The CFPB detailed that they assessed the mortgage origination operations of several supervised entities for compliance with applicable federal consumer financial laws and found numerous violations of Regulation Z. Two of those violations are set forth below.
Compensating loan originators differently based on product type
In the preamble to the 2013 Loan Originator Final Rule, the CFPB explained that it is not permissible to differentiate compensation based on credit product type since products are simply a bundle of particular terms. Examiners found that certain lenders’ loan originator compensation agreements provided for higher loan originator compensation where Fannie Mae conforming fixed-rate loans surpassed a designated threshold percentage of the total loans closed by the loan originator. The CFPB determined that paying higher commissions under these circumstances constitutes paying compensation based on credit product type, which, in turn, violates the Loan Originator Rule.

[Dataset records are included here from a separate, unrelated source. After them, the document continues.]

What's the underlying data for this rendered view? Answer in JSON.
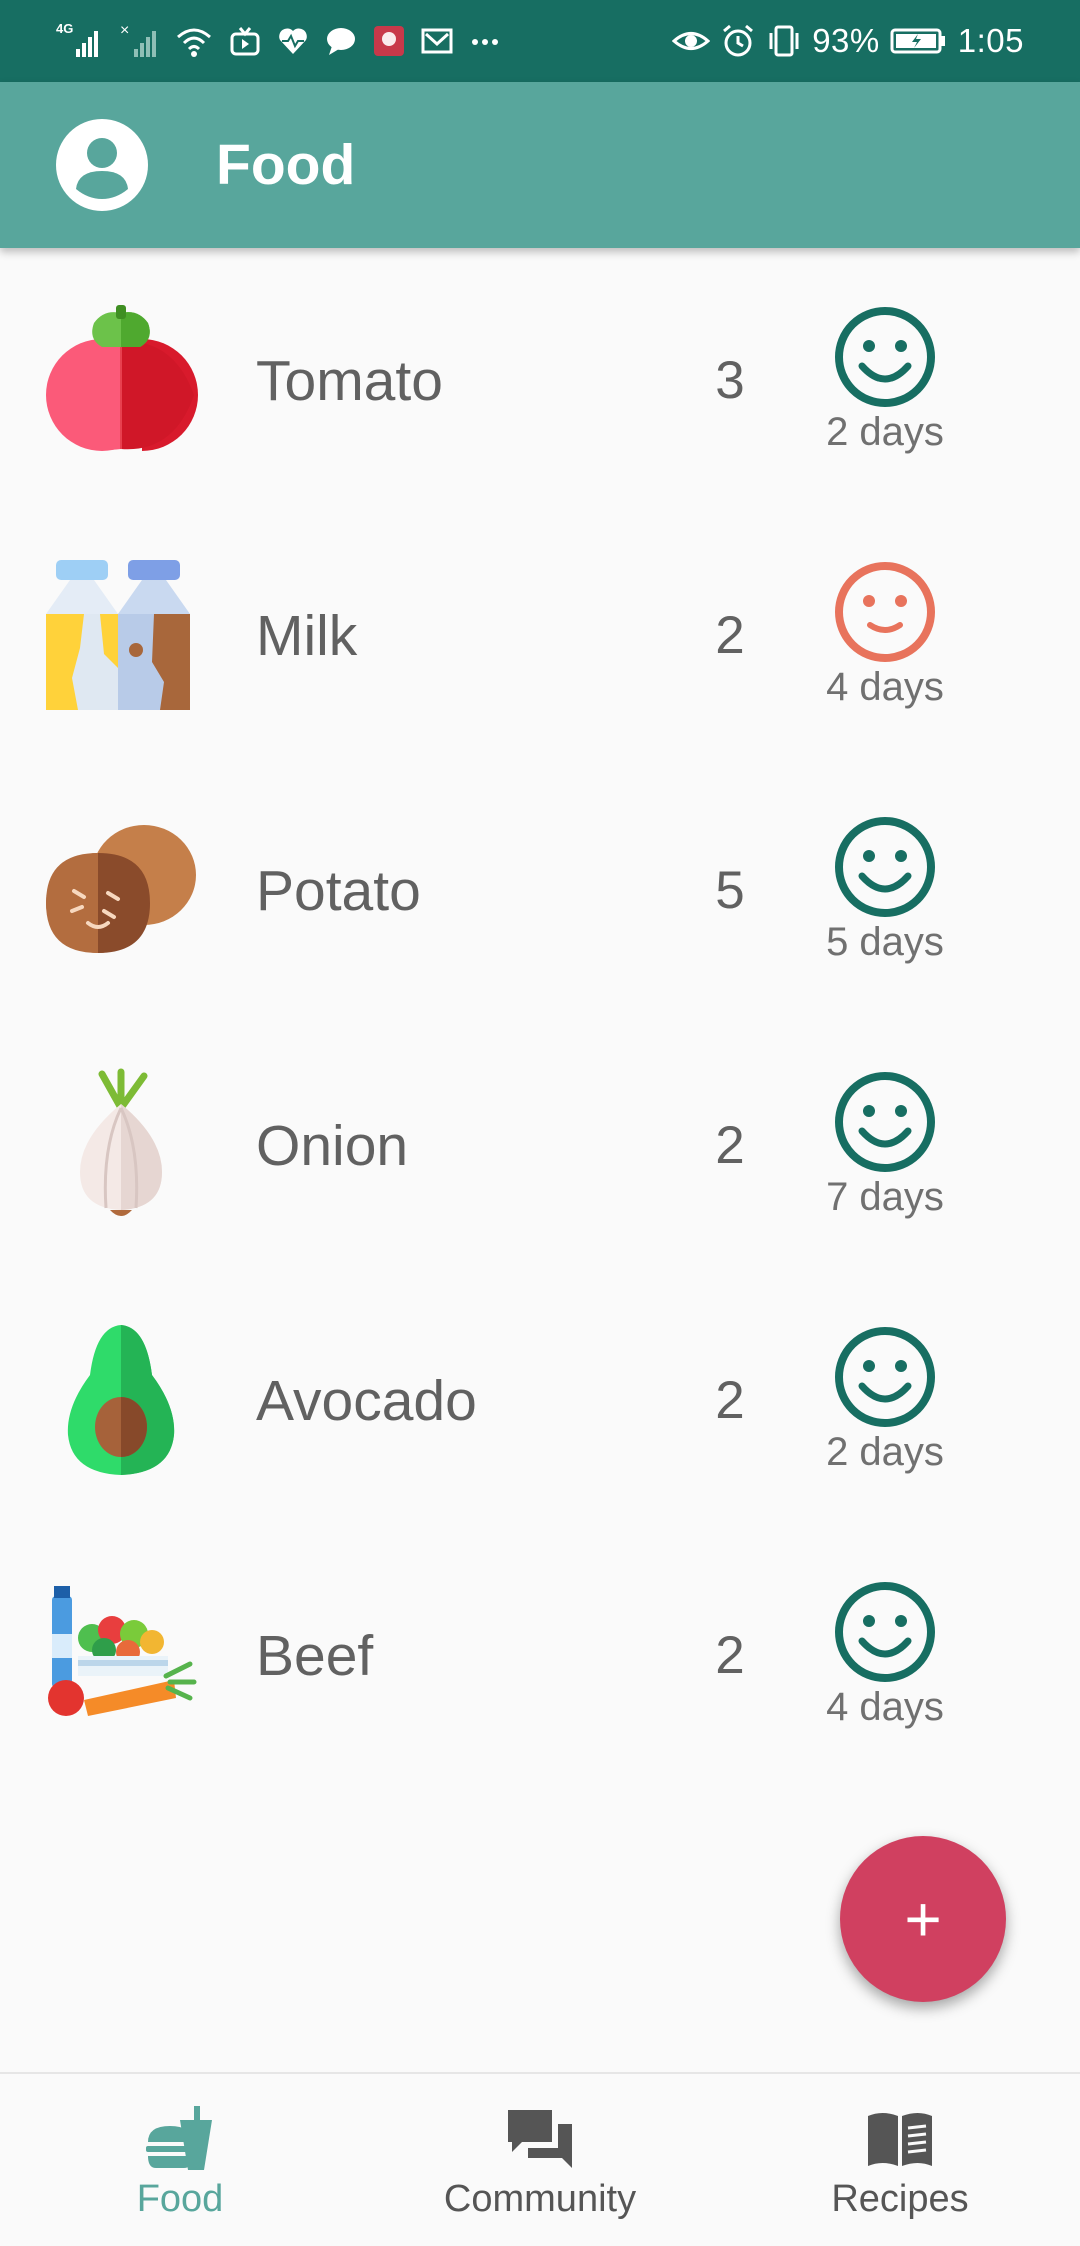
{
  "status_bar": {
    "network": "4G",
    "battery": "93%",
    "time": "1:05",
    "icons": [
      "signal-icon",
      "no-signal-icon",
      "wifi-icon",
      "tv-icon",
      "health-icon",
      "chat-icon",
      "app-icon",
      "mail-icon",
      "more-icon",
      "eye-icon",
      "alarm-icon",
      "vibrate-icon",
      "battery-icon"
    ]
  },
  "app_bar": {
    "title": "Food",
    "avatar_icon": "account-circle-icon"
  },
  "colors": {
    "primary": "#58a69c",
    "status_bar": "#176e62",
    "good": "#176e62",
    "warning": "#e8735c",
    "fab": "#d04060",
    "nav_active": "#58a69c",
    "nav_inactive": "#555555"
  },
  "items": [
    {
      "name": "Tomato",
      "quantity": "3",
      "days": "2 days",
      "status": "good",
      "icon": "tomato-icon"
    },
    {
      "name": "Milk",
      "quantity": "2",
      "days": "4 days",
      "status": "warning",
      "icon": "milk-icon"
    },
    {
      "name": "Potato",
      "quantity": "5",
      "days": "5 days",
      "status": "good",
      "icon": "potato-icon"
    },
    {
      "name": "Onion",
      "quantity": "2",
      "days": "7 days",
      "status": "good",
      "icon": "onion-icon"
    },
    {
      "name": "Avocado",
      "quantity": "2",
      "days": "2 days",
      "status": "good",
      "icon": "avocado-icon"
    },
    {
      "name": "Beef",
      "quantity": "2",
      "days": "4 days",
      "status": "good",
      "icon": "groceries-icon"
    }
  ],
  "fab": {
    "label": "+",
    "icon": "plus-icon"
  },
  "bottom_nav": [
    {
      "label": "Food",
      "icon": "food-icon",
      "active": true
    },
    {
      "label": "Community",
      "icon": "community-icon",
      "active": false
    },
    {
      "label": "Recipes",
      "icon": "recipes-icon",
      "active": false
    }
  ]
}
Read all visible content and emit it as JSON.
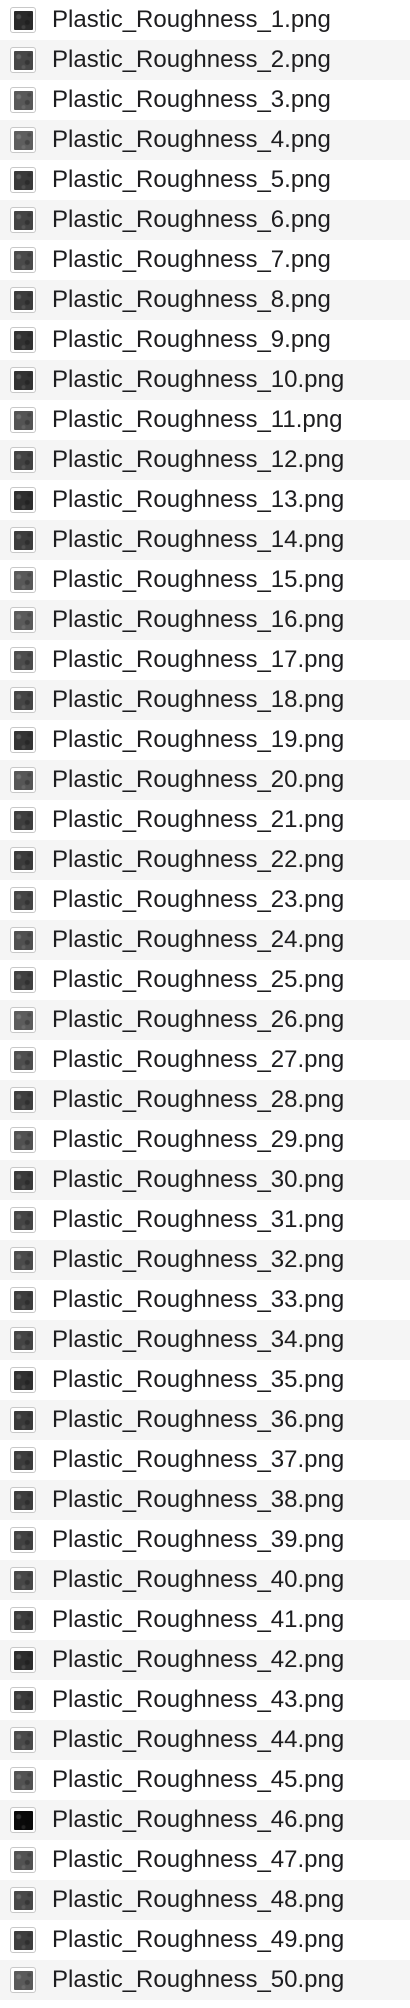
{
  "files": [
    {
      "name": "Plastic_Roughness_1.png",
      "thumb": "#2a2a2a"
    },
    {
      "name": "Plastic_Roughness_2.png",
      "thumb": "#474747"
    },
    {
      "name": "Plastic_Roughness_3.png",
      "thumb": "#585858"
    },
    {
      "name": "Plastic_Roughness_4.png",
      "thumb": "#5e5e5e"
    },
    {
      "name": "Plastic_Roughness_5.png",
      "thumb": "#3a3a3a"
    },
    {
      "name": "Plastic_Roughness_6.png",
      "thumb": "#444444"
    },
    {
      "name": "Plastic_Roughness_7.png",
      "thumb": "#4a4a4a"
    },
    {
      "name": "Plastic_Roughness_8.png",
      "thumb": "#3c3c3c"
    },
    {
      "name": "Plastic_Roughness_9.png",
      "thumb": "#323232"
    },
    {
      "name": "Plastic_Roughness_10.png",
      "thumb": "#333333"
    },
    {
      "name": "Plastic_Roughness_11.png",
      "thumb": "#545454"
    },
    {
      "name": "Plastic_Roughness_12.png",
      "thumb": "#424242"
    },
    {
      "name": "Plastic_Roughness_13.png",
      "thumb": "#2e2e2e"
    },
    {
      "name": "Plastic_Roughness_14.png",
      "thumb": "#3d3d3d"
    },
    {
      "name": "Plastic_Roughness_15.png",
      "thumb": "#585858"
    },
    {
      "name": "Plastic_Roughness_16.png",
      "thumb": "#5a5a5a"
    },
    {
      "name": "Plastic_Roughness_17.png",
      "thumb": "#4c4c4c"
    },
    {
      "name": "Plastic_Roughness_18.png",
      "thumb": "#454545"
    },
    {
      "name": "Plastic_Roughness_19.png",
      "thumb": "#343434"
    },
    {
      "name": "Plastic_Roughness_20.png",
      "thumb": "#565656"
    },
    {
      "name": "Plastic_Roughness_21.png",
      "thumb": "#3e3e3e"
    },
    {
      "name": "Plastic_Roughness_22.png",
      "thumb": "#3b3b3b"
    },
    {
      "name": "Plastic_Roughness_23.png",
      "thumb": "#444444"
    },
    {
      "name": "Plastic_Roughness_24.png",
      "thumb": "#505050"
    },
    {
      "name": "Plastic_Roughness_25.png",
      "thumb": "#404040"
    },
    {
      "name": "Plastic_Roughness_26.png",
      "thumb": "#5c5c5c"
    },
    {
      "name": "Plastic_Roughness_27.png",
      "thumb": "#4e4e4e"
    },
    {
      "name": "Plastic_Roughness_28.png",
      "thumb": "#3f3f3f"
    },
    {
      "name": "Plastic_Roughness_29.png",
      "thumb": "#515151"
    },
    {
      "name": "Plastic_Roughness_30.png",
      "thumb": "#3a3a3a"
    },
    {
      "name": "Plastic_Roughness_31.png",
      "thumb": "#454545"
    },
    {
      "name": "Plastic_Roughness_32.png",
      "thumb": "#4b4b4b"
    },
    {
      "name": "Plastic_Roughness_33.png",
      "thumb": "#3d3d3d"
    },
    {
      "name": "Plastic_Roughness_34.png",
      "thumb": "#444444"
    },
    {
      "name": "Plastic_Roughness_35.png",
      "thumb": "#303030"
    },
    {
      "name": "Plastic_Roughness_36.png",
      "thumb": "#3a3a3a"
    },
    {
      "name": "Plastic_Roughness_37.png",
      "thumb": "#3c3c3c"
    },
    {
      "name": "Plastic_Roughness_38.png",
      "thumb": "#3d3d3d"
    },
    {
      "name": "Plastic_Roughness_39.png",
      "thumb": "#414141"
    },
    {
      "name": "Plastic_Roughness_40.png",
      "thumb": "#474747"
    },
    {
      "name": "Plastic_Roughness_41.png",
      "thumb": "#3b3b3b"
    },
    {
      "name": "Plastic_Roughness_42.png",
      "thumb": "#2c2c2c"
    },
    {
      "name": "Plastic_Roughness_43.png",
      "thumb": "#393939"
    },
    {
      "name": "Plastic_Roughness_44.png",
      "thumb": "#4a4a4a"
    },
    {
      "name": "Plastic_Roughness_45.png",
      "thumb": "#525252"
    },
    {
      "name": "Plastic_Roughness_46.png",
      "thumb": "#0a0a0a"
    },
    {
      "name": "Plastic_Roughness_47.png",
      "thumb": "#525252"
    },
    {
      "name": "Plastic_Roughness_48.png",
      "thumb": "#484848"
    },
    {
      "name": "Plastic_Roughness_49.png",
      "thumb": "#3e3e3e"
    },
    {
      "name": "Plastic_Roughness_50.png",
      "thumb": "#5a5a5a"
    }
  ]
}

Insufficient documentation for changed circumstance
The CFPB noted that Regulation Z requires a creditor to provide the consumer with good faith estimates on the Loan Estimate for certain transactions. The closing cost estimates are generally considered to be in good faith if the amount paid by or imposed on the consumer does not exceed the amount originally disclosed. A creditor is permitted to use a revised estimate of a charge instead of the estimate of the charge originally disclosed to reset tolerances when there is a valid changed circumstance permitted by Regulation Z that resulted in the increased costs. One such valid changed circumstance is where the consumer requests revisions to the credit terms. For a creditor to successfully reset tolerances as permitted by Regulation Z, it must, among other things, maintain documentation explaining the reason for revision. Examiners found that certain lenders failed to retain sufficient documentation to establish the validity of the changed circumstance. Specifically, the lenders disclosed an appraisal fee on initial Loan Estimates and subsequently disclosed appraisal rush fees, in higher amounts, on revised Loan Estimates. The lenders claimed the consumers requested the rush appraisals. However, in each instance, the lender failed to maintain sufficient documentation evidencing the consumer’s request; in fact, the documentation maintained reflected that either the appraisal management company notified the lenders that a rush appraisal would be needed or the lenders’ loan officers requested the rush appraisal.